C) Aladdin from the story of the 1001 Arabian Nights Aladdin starts his hero’s journey the moment he lays eyes on the gorgeous Princess Badral-Budur. They live in the same time and place but they are divided by the seemingly insurmountable boundary of class. Aladdin is from a very poor family and his mother tells him to forget about the princess because a poor son of a deceased tailor will never marry royalty.
Aladdin is convinced he will die if he can’t marry the Princess so we can recognize the first step of the hero’s journey: he is facing death or he must reach his goal. Aladdin has an incredible journey which has a happy ending, finally, when he and the Princess are married. He uses both his intelligence and magic to win his prize. How much has fate been a part of the happy ending and how much has free will been the happy ending? I’m not sure because of the magic which is such a big part of the journey. Aladdin chooses to use magic by his own free will, but when magic enters the story it seems to me Fate is given more power than Aladdin’s ability to control any situation.
D) Greek King Oedipus
In the Greek story Fate seems to have the upper hand. No matter how hard the hero tries to avoid his fate he cannot avoid it. And the actions he takes to avoid his fate seem to carry him closer to his fate. The decisions he makes using what he assumes to be free will are the choices that take him closer to his fate of making love to his mother and killing his father.
The “ground” of Free Will and Fate is Self-Knowledge is what the Raman Maharishi has said (as cited in Hogan, 2003, p. 483).

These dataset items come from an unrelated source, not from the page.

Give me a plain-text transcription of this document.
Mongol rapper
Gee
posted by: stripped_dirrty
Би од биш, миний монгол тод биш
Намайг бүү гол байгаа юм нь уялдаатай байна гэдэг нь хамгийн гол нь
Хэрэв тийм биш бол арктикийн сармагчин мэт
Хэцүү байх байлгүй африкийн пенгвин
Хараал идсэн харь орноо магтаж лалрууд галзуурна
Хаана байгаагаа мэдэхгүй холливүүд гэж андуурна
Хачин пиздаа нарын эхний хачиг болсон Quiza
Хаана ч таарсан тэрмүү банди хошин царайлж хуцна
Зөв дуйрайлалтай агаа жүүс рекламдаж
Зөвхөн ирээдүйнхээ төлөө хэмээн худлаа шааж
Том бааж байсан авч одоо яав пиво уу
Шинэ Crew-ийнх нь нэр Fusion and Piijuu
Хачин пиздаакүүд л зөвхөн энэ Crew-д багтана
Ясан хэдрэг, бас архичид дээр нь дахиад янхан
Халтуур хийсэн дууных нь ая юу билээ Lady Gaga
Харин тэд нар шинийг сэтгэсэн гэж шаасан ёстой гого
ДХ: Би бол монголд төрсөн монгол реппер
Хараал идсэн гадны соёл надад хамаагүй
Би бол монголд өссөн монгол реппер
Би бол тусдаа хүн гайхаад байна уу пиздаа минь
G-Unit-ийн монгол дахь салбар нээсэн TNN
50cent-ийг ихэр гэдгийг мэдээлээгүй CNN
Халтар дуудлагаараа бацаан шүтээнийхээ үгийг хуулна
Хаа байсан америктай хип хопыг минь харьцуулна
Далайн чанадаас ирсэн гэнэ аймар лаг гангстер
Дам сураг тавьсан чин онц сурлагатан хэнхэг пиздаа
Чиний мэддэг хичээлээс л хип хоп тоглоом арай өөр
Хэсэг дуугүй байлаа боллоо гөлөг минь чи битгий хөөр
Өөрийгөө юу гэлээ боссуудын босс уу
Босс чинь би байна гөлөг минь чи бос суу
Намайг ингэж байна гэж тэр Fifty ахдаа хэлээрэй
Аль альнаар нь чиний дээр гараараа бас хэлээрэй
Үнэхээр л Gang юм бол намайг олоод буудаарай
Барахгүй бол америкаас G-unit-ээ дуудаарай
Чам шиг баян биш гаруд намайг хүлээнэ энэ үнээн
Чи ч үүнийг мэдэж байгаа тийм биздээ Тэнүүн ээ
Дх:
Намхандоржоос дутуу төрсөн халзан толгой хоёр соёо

In India the idea of the hero journey is a journey of goodness and finding virtue. The ending is joyful because at the end the hero is victorious. Even if the hero dies this is a happy ending if he has acted morally and made ethical choices during his journey.

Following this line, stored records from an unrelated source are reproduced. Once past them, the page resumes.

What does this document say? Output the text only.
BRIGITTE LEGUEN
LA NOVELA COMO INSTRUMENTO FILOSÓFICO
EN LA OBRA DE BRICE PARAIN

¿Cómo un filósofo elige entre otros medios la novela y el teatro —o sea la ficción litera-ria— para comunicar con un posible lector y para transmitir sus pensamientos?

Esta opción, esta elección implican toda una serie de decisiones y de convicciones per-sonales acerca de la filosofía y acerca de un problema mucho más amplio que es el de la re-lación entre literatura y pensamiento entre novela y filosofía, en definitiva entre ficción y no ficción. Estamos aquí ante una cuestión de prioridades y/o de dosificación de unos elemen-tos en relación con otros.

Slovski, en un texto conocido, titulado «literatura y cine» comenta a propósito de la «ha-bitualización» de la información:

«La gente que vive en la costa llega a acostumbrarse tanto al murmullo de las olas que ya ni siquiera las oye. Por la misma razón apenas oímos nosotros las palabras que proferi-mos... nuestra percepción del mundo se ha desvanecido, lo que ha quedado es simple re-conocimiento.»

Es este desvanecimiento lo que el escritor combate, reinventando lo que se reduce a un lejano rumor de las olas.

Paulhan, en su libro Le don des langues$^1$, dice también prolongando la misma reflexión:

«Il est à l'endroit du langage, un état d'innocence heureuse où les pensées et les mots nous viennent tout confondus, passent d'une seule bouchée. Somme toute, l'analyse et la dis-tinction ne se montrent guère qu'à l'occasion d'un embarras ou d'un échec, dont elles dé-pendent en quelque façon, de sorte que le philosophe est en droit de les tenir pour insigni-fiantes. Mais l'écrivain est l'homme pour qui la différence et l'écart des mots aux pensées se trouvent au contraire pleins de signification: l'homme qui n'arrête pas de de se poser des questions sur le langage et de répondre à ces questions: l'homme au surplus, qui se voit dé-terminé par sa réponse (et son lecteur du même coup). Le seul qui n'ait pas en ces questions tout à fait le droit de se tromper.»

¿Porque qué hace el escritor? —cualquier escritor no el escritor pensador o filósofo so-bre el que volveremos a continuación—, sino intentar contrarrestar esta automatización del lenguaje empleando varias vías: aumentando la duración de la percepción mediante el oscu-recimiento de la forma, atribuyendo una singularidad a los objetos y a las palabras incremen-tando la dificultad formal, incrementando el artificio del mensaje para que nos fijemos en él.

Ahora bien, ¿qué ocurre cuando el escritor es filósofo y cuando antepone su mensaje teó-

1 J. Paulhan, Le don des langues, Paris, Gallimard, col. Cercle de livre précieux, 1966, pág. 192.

I believe using free will is how we should live our lives. To claim that fate is in the driver’s seat is an excuse for not taking responsibility for our actions.
References
Alighieri, D. (2005). The Divine Comedy, Complete. Translated by Rev. H. F. Cary. Kindle version.

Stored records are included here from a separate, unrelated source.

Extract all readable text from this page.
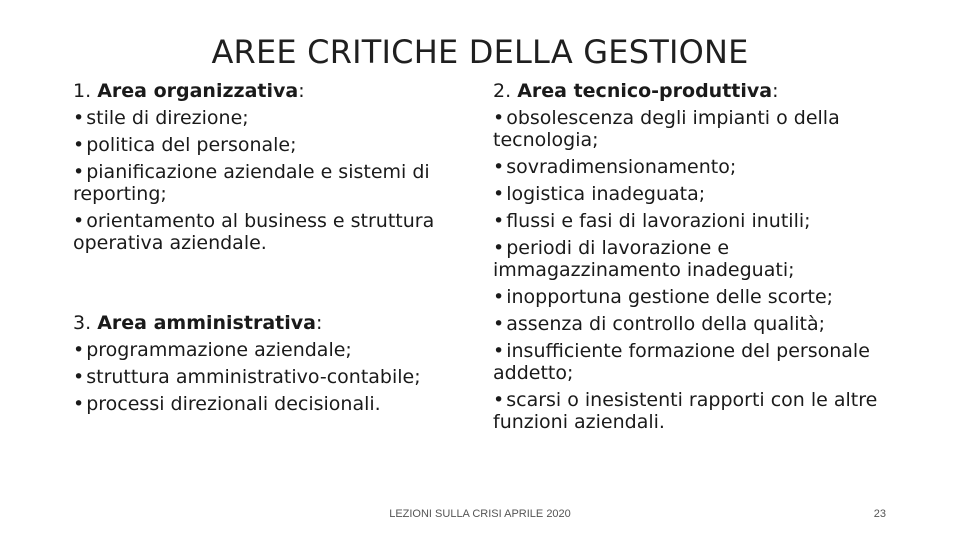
AREE CRITICHE DELLA GESTIONE
1. Area organizzativa:
• stile di direzione;
• politica del personale;
• pianificazione aziendale e sistemi di reporting;
• orientamento al business e struttura operativa aziendale.
3. Area amministrativa:
• programmazione aziendale;
• struttura amministrativo-contabile;
• processi direzionali decisionali.
2. Area tecnico-produttiva:
• obsolescenza degli impianti o della tecnologia;
• sovradimensionamento;
• logistica inadeguata;
• flussi e fasi di lavorazioni inutili;
• periodi di lavorazione e immagazzinamento inadeguati;
• inopportuna gestione delle scorte;
• assenza di controllo della qualità;
• insufficiente formazione del personale addetto;
• scarsi o inesistenti rapporti con le altre funzioni aziendali.
LEZIONI SULLA CRISI APRILE 2020	23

DelPlato, J. (2002). Multiple Wives, Multiple Pleasures: Representing the Harem, 1800-1875. Madison, NJ: Fairleigh Dickinson University Press.
Dinsmore, C.A. (1919) Life of Dante Alighieri. Boston, MA: Houghton Mifflin. Retrieved from .
Miller, J. (2005). Dante and the Unorthodox: The Aesthetics of Transgression. Waterloo, Ont: Wilfred Laurier University Press.
Inomata, T. & Houston, S. D. (2001) Royal Courts of the Ancient Maya: Theory, Comparison, and Synthesis. Volume: 1. Boulder, CO: Westview Press.
Rūmī. (1968). Mystical Poems of Rumi: First Selection, Poems 1-200. Translated by A. J. Chicago, IL: University of Chicago Press.
Wang, R. R. (2003). Images of Women in Chinese Thought and Culture: Writings from the Pre-Qin Period to the Song Dynasty. Indianapolis, IN: Hackett.